L’acoustique valorisante d’une salle du conservatoire, lieu des concerts AJAM cette saison, accueillait jeudi la surprenante union du violoncelle et de l’accordéon.

Elodie Soulard à l’accordéon et Olivia Gay au violoncelle forment un duo original. À travers leur rafraîchissant travail d’ensemble, elles réinterrogent le lien entre musique populaire et savante. Le programme de jeudi est l’avenant avec Schumann, Cassado, Popper et Liszt dans des œuvres qui sentent bon le terroir.

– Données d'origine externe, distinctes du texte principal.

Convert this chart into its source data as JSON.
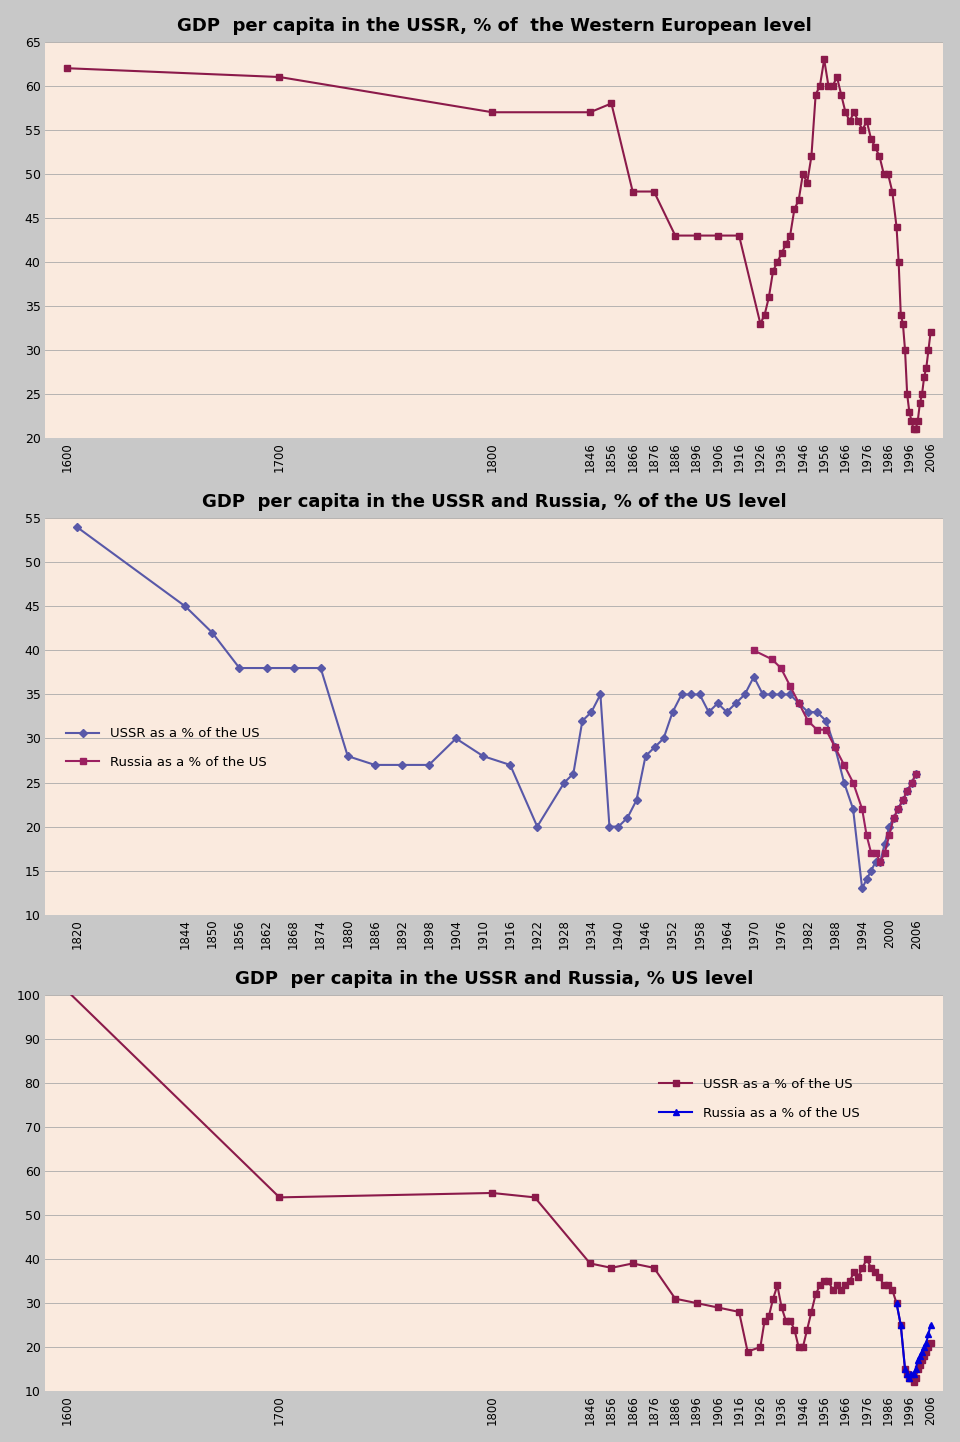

La vocalise de Rachmaninov, tube du classique, est populaire dans une autre acception du terme. Et Piazzolla a consacré sa vie artistique à faire le lien entre écriture académique et folklore argentin.

L’univers du duo convainc : l’accordéon enveloppe le violoncelle d’un écrin chamarré. Les deux instruments ont en commun une profusion de textures. Et par la diversité de ses registres, l’accordéon est l’égal du piano dont il a la motricité rythmique et la grandeur orchestrale. Le jeu engagé d’Elodie Soudard compense largement un certain manque de mordant des attaques inhérentes à l’instrument. D’où une Rhapsodie hongroise n° 15 de Liszt, compositeur pianiste, balancée avec une virtuosité et une gouaille à faire oublier l’original.

Le jeu d’Olivia Gay, emprunt de sensualité et de rondeur, propose un violoncelle riche de graves somptueux et animé de respirations amples. On peut certes noter une intonation parfois indifférente au discours harmonique. Mais quelle tendresse dans la berceuse de Schumann, quel belcanto éloquent dans les pièces de Popper et quel tempérament dans les extraits de la rhapsodique suite de Cassado.

Après le tumultueux Grand tango de Piazzolla, les ondoyantes nappes sonores du duo captivent une dernière fois le public avec la nostalgique Milonga sin palabras du même compositeur.